De profundis, czyli doczesne obowiązki synów marnotrawnych

poniedziałek, 04 stycznia 2016 14:40 Krzysztof Niewola
Drukuj

Tags: Auto da fé | Lewiatan | Wiara

 

Wy jesteście solą dla ziemi.
Wy jesteście światłem świata.

(Mt 5,13-16)

Jako chrześcijanie nie możemy zapominać, że choć czasem bywamy synami marnotrawnymi, to mimo wszystko jesteśmy ukochanymi dziećmi Boga. Dlatego nie dla przysłowiowego „wyścigu szczurów”, ale do wyższych rzeczy zostaliśmy przez Naszego Ojca stworzeni.

Choć tak jak Jezus możemy śmiało powiedzieć, że Królestwo Nasze nie jest z tego świata to jednak żyjąc tu i teraz na Ziemi, mamy czynić ją sobie poddaną. Mamy nie tylko ujarzmiać jej siły natury, ale również angażować się w życie społeczne, tak by społeczeństwa, w których żyjemy swoim ładem społecznym i prawami przynajmniej choć trochę stawały się bliższe Naszemu Królestwu, które nie jest z tego świata. Nie mogąc na ziemi zaszczepić w pełni Boskich Praw starajmy się, by panujący tu ład społeczny był przynajmniej „ludzki”.

Jako chrześcijanie nie możemy sami izolować się od otaczającego nas świata, ale powinniśmy podejmować nieustanny trud, by ten świat ze swoim porządkiem coraz bardziej upodabniał się do Domu Naszego Ojca.
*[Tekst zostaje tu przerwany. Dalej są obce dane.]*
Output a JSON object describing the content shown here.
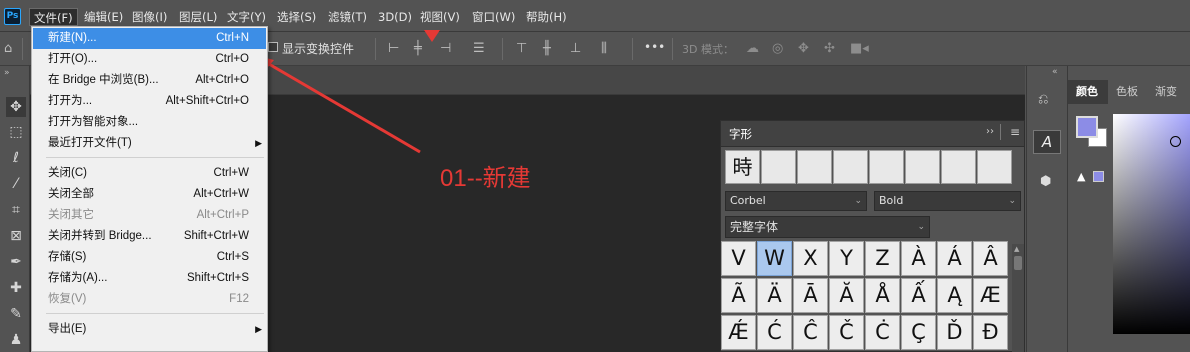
{
  "app": {
    "logo": "Ps",
    "brand_color": "#2aa7ff"
  },
  "menubar": [
    "文件(F)",
    "编辑(E)",
    "图像(I)",
    "图层(L)",
    "文字(Y)",
    "选择(S)",
    "滤镜(T)",
    "3D(D)",
    "视图(V)",
    "窗口(W)",
    "帮助(H)"
  ],
  "options_bar": {
    "show_transform_label": "显示变换控件",
    "more_label": "•••",
    "mode_3d_label": "3D 模式："
  },
  "file_menu": [
    {
      "label": "新建(N)...",
      "shortcut": "Ctrl+N",
      "highlighted": true
    },
    {
      "label": "打开(O)...",
      "shortcut": "Ctrl+O"
    },
    {
      "label": "在 Bridge 中浏览(B)...",
      "shortcut": "Alt+Ctrl+O"
    },
    {
      "label": "打开为...",
      "shortcut": "Alt+Shift+Ctrl+O"
    },
    {
      "label": "打开为智能对象...",
      "shortcut": ""
    },
    {
      "label": "最近打开文件(T)",
      "shortcut": "",
      "submenu": true
    },
    {
      "separator": true
    },
    {
      "label": "关闭(C)",
      "shortcut": "Ctrl+W"
    },
    {
      "label": "关闭全部",
      "shortcut": "Alt+Ctrl+W"
    },
    {
      "label": "关闭其它",
      "shortcut": "Alt+Ctrl+P",
      "disabled": true
    },
    {
      "label": "关闭并转到 Bridge...",
      "shortcut": "Shift+Ctrl+W"
    },
    {
      "label": "存储(S)",
      "shortcut": "Ctrl+S"
    },
    {
      "label": "存储为(A)...",
      "shortcut": "Shift+Ctrl+S"
    },
    {
      "label": "恢复(V)",
      "shortcut": "F12",
      "disabled": true
    },
    {
      "separator": true
    },
    {
      "label": "导出(E)",
      "shortcut": "",
      "submenu": true
    }
  ],
  "annotation": {
    "text": "01--新建",
    "color": "#e53935"
  },
  "glyphs_panel": {
    "title": "字形",
    "recent": [
      "時",
      "",
      "",
      "",
      "",
      "",
      "",
      ""
    ],
    "font_family": "Corbel",
    "font_style": "Bold",
    "filter": "完整字体",
    "rows": [
      [
        "V",
        "W",
        "X",
        "Y",
        "Z",
        "À",
        "Á",
        "Â"
      ],
      [
        "Ã",
        "Ä",
        "Ā",
        "Ă",
        "Å",
        "Ấ",
        "Ą",
        "Æ"
      ],
      [
        "Ǽ",
        "Ć",
        "Ĉ",
        "Č",
        "Ċ",
        "Ç",
        "Ď",
        "Đ"
      ]
    ],
    "selected": "W"
  },
  "right_panel": {
    "tabs": [
      "颜色",
      "色板",
      "渐变"
    ],
    "active_tab": "颜色",
    "foreground": "#8c8ce6",
    "background": "#ffffff"
  },
  "tools": [
    "move-icon",
    "marquee-icon",
    "lasso-icon",
    "magic-wand-icon",
    "crop-icon",
    "frame-icon",
    "eyedropper-icon",
    "healing-icon",
    "brush-icon",
    "stamp-icon"
  ]
}
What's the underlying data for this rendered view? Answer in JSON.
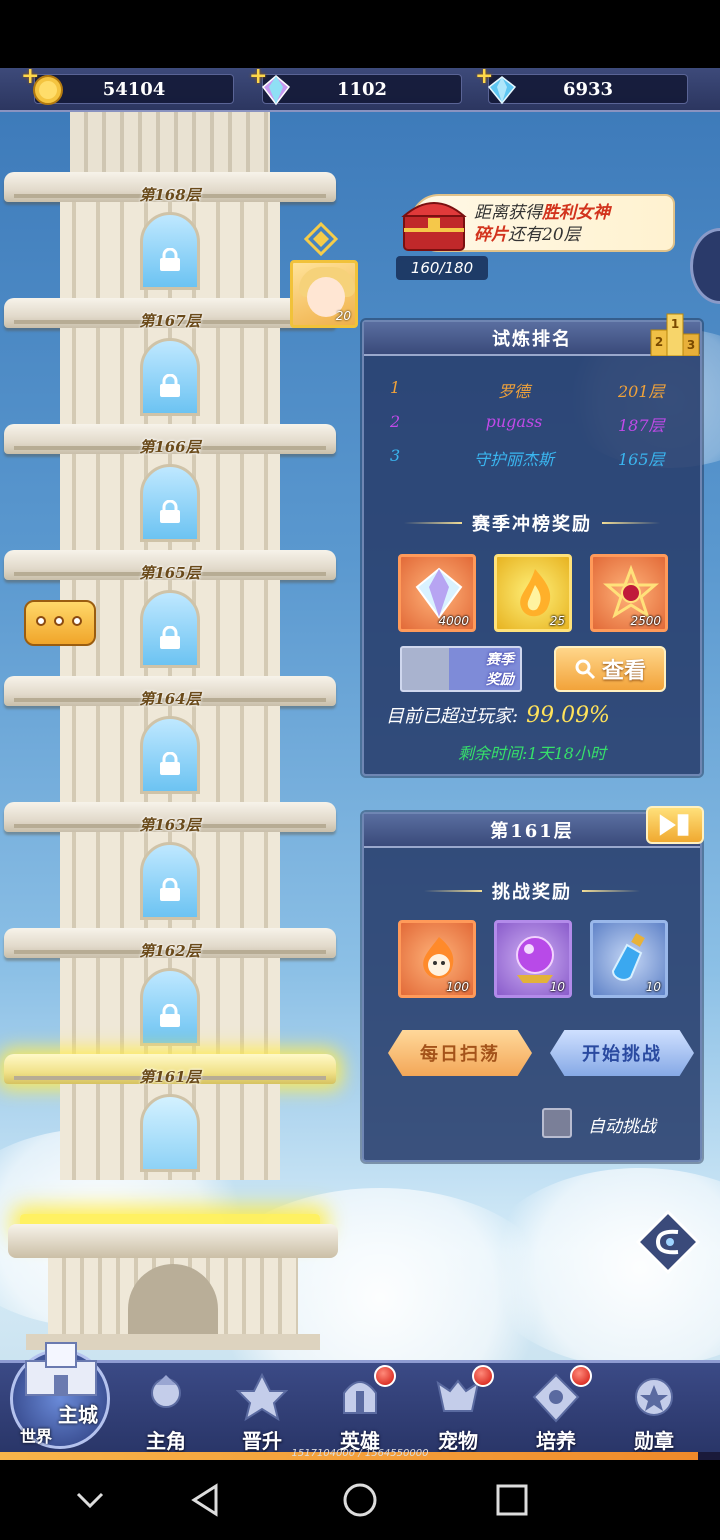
{
  "currency": {
    "gold": "54104",
    "rainbow_gem": "1102",
    "diamond": "6933",
    "plus": "+"
  },
  "tower": {
    "floors": [
      {
        "label": "第168层"
      },
      {
        "label": "第167层"
      },
      {
        "label": "第166层"
      },
      {
        "label": "第165层"
      },
      {
        "label": "第164层"
      },
      {
        "label": "第163层"
      },
      {
        "label": "第162层"
      },
      {
        "label": "第161层"
      }
    ],
    "player_level": "20"
  },
  "reward_banner": {
    "prefix": "距离获得",
    "highlight_1": "胜利女神",
    "highlight_2": "碎片",
    "suffix": "还有20层",
    "progress": "160/180"
  },
  "ranking": {
    "title": "试炼排名",
    "podium": {
      "first": "1",
      "second": "2",
      "third": "3"
    },
    "rows": [
      {
        "rank": "1",
        "name": "罗德",
        "floor": "201层",
        "color": "#f0a23a"
      },
      {
        "rank": "2",
        "name": "pugass",
        "floor": "187层",
        "color": "#c04ae8"
      },
      {
        "rank": "3",
        "name": "守护丽杰斯",
        "floor": "165层",
        "color": "#3ab6f0"
      }
    ],
    "season_title": "赛季冲榜奖励",
    "season_rewards": [
      {
        "icon": "crystal-icon",
        "count": "4000"
      },
      {
        "icon": "flame-spirit-icon",
        "count": "25"
      },
      {
        "icon": "star-gem-icon",
        "count": "2500"
      }
    ],
    "season_button": "赛季\n奖励",
    "view_button": "查看",
    "exceed_label": "目前已超过玩家:",
    "exceed_value": "99.09%",
    "remaining": "剩余时间:1天18小时"
  },
  "floor_panel": {
    "title": "第161层",
    "rewards_title": "挑战奖励",
    "rewards": [
      {
        "icon": "fire-skull-icon",
        "count": "100"
      },
      {
        "icon": "purple-orb-icon",
        "count": "10"
      },
      {
        "icon": "potion-icon",
        "count": "10"
      }
    ],
    "sweep_button": "每日扫荡",
    "start_button": "开始挑战",
    "auto_label": "自动挑战"
  },
  "nav": {
    "home_label": "主城",
    "world_label": "世界",
    "items": [
      {
        "label": "主角",
        "badge": false
      },
      {
        "label": "晋升",
        "badge": false
      },
      {
        "label": "英雄",
        "badge": true
      },
      {
        "label": "宠物",
        "badge": true
      },
      {
        "label": "培养",
        "badge": true
      },
      {
        "label": "勋章",
        "badge": false
      }
    ],
    "exp": "1517104000 / 1564550000",
    "exp_fraction": 0.97
  }
}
Totalitarne ideologie komunizmu, faszyzmu i nazizmu zwalczały chrześcijaństwo wiedząc, że prawdziwy chrześcijanin nie może dwóm panom służyć. Obecnie lewackie elity Unii Europejskiej zwalczają chrześcijaństwo posługując się polityczną poprawnością i działaniami socjotechnicznymi, których celem jest rozbicie rodziny, tradycyjnych więzi społecznych i narodowych. Tak zatomizowanemu i rozbitemu społeczeństwu łatwiej będzie narzucić nową totalitarną ideologię, która przy nowych możliwościach inwigilacji i inżynierii społecznej, może doprowadzić do jeszcze większego zniewolenia człowieka.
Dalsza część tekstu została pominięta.